I cried, my whole world crashing down around those words echoing in my mind. I felt the breaking of my soul, the twisted manipulation of poison.

"What do you want from me?" The shaken words burned at my lips making them numb against the cold creeping up to grip my heart.

He placed his hand between my breasts, over my sternum and pressed down on it with the strength of a monster. I choked on my breath, the last one to leave my lungs.

"I want to rip you limp from limp until you are noting more than a pile of crash." He hissed down at my purpling face.

Because you are worthless trash.

"And, darling." Renee's face came into view just before my vision began to fade. "The world doesn't revolve around you. We're doing this to hurt Dominik. Not because you matter at all."

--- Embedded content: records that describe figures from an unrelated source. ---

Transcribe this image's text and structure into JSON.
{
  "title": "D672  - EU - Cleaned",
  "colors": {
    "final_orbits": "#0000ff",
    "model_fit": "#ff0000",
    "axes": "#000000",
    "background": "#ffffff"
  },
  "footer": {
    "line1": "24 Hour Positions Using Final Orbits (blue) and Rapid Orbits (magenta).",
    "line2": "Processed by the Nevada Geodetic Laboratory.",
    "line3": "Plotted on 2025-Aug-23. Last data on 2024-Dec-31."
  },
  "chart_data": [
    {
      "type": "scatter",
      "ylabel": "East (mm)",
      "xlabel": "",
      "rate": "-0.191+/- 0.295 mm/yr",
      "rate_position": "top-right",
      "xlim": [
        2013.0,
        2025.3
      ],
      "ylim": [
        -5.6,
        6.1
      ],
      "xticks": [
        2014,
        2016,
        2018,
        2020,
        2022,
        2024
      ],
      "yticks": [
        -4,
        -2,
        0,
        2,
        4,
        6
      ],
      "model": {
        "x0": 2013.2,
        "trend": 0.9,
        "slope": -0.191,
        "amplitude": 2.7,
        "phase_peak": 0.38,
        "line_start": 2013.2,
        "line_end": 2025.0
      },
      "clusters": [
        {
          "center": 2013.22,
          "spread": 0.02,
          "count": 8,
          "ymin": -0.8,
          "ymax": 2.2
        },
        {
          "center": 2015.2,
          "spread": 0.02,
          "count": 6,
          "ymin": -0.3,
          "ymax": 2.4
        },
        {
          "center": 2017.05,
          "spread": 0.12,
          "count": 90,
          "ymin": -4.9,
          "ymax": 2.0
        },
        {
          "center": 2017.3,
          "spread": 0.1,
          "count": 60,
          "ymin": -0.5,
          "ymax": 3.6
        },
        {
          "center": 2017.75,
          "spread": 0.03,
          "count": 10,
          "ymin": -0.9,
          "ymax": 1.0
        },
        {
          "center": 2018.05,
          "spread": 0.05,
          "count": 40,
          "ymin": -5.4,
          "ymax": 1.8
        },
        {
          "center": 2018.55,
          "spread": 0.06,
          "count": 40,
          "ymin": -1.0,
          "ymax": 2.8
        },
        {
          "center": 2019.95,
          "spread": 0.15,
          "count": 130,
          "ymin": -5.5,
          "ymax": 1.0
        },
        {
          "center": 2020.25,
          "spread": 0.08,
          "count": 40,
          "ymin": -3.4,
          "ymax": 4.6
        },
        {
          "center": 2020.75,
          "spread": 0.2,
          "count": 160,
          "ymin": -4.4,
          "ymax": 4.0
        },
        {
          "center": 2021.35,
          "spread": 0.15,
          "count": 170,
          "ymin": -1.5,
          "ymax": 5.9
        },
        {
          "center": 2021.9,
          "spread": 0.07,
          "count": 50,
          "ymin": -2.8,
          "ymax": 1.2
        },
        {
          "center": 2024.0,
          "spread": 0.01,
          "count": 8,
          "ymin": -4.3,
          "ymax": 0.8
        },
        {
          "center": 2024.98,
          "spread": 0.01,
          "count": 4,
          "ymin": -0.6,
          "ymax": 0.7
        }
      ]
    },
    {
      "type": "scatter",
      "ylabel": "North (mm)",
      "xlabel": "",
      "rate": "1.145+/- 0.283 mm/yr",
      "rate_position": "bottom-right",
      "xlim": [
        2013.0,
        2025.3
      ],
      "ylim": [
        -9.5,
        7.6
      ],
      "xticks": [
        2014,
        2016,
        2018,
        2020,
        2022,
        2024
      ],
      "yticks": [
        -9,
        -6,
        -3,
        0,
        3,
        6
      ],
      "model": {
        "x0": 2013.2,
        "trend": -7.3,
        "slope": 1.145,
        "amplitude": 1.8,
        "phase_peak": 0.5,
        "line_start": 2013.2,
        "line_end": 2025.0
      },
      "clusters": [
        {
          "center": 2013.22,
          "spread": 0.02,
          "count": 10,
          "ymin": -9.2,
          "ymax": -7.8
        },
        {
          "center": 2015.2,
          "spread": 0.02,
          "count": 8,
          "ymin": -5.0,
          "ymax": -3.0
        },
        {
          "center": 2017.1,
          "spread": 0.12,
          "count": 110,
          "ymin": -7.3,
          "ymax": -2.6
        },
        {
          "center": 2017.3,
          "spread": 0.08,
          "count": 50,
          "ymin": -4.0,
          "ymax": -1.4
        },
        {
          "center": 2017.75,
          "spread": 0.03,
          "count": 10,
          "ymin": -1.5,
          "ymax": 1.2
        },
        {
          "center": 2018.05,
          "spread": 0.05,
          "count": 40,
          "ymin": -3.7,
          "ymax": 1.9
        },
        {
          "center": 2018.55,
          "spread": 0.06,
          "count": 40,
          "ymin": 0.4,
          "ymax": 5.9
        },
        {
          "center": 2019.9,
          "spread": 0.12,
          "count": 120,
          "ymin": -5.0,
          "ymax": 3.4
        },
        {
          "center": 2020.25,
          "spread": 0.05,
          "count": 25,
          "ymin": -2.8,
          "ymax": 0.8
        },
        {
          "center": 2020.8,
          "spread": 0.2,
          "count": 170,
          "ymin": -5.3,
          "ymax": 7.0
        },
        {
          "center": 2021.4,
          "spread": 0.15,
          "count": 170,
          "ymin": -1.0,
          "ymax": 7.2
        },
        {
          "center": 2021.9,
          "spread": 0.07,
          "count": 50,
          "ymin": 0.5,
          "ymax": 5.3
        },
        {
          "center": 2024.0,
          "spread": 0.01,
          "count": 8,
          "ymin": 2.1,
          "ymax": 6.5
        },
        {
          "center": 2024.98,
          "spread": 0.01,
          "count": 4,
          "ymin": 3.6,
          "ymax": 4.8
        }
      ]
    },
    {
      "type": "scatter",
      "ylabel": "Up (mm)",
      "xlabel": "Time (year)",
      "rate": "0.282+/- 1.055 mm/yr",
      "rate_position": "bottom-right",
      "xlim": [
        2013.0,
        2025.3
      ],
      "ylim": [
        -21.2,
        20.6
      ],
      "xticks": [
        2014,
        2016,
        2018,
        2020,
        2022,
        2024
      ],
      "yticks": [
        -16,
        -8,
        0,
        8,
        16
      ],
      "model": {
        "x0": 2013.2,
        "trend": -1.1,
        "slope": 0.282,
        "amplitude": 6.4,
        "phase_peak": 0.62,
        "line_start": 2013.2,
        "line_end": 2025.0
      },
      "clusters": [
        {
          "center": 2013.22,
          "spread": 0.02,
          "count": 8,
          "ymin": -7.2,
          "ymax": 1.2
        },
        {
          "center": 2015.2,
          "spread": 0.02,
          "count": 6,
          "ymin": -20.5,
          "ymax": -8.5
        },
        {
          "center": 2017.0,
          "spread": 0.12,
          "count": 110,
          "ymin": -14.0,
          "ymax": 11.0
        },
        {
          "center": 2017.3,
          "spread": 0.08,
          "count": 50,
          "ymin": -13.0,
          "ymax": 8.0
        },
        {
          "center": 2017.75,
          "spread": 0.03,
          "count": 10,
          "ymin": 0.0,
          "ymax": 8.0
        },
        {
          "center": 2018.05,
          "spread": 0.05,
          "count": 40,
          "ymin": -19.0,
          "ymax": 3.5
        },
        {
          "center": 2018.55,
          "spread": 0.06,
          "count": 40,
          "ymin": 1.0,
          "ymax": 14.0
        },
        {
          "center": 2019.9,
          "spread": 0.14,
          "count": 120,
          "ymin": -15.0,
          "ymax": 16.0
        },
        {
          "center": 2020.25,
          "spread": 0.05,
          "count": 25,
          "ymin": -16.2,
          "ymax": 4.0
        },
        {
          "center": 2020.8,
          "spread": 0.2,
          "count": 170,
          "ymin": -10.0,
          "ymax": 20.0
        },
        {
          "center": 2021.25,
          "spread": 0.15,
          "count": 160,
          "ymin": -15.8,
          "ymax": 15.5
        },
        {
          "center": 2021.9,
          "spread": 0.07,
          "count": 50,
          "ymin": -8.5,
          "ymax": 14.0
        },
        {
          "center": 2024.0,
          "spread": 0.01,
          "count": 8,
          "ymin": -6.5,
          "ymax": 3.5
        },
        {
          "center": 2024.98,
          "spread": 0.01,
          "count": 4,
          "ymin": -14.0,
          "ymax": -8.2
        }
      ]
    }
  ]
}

I felt Giovanni's hand press harder, harder than humanly possible. It was as if he were trying to rip into my chest and grab my still beating heart. I knew he would do it. There wasn't a doubt in my mind that he would kill me with that smile still playing on his lips.

My heart beat like it belonged in a baby rabbit. It pounded so fast and so hard it nearly tore itself apart. I feared it would explode before he got the chance to hold it in his hands. I wanted it to stay intact. As if symbolic of some false bravery, I didn't want him to get the satisfaction of holding it broken.

I felt all the pain, felt my bones ready to break beneath the pressure. Until it was suddenly released, my shriveled lungs filling up with air. I gasped, shooting upright and out of any hold.

The twins were no longer on my bed, no longer in my room. They were gone, Vera was gone. I looked around and I was alone. The only thing that told me it wasn't a nightmare was the blood. It covered me like it had simply rained from the ceiling, trailing all the way out the door in the form of drag marks.

I was too scared to get up and see if they continues down the hall. I sat there, trembling, physically holding myself together until the little boy from earlier returned. He didn't speak, didn't so much as look up at my face. His eyes remained on the ground and he held his small hand out to me.

I took it and allowed him to lead me away in the opposite direction of blood.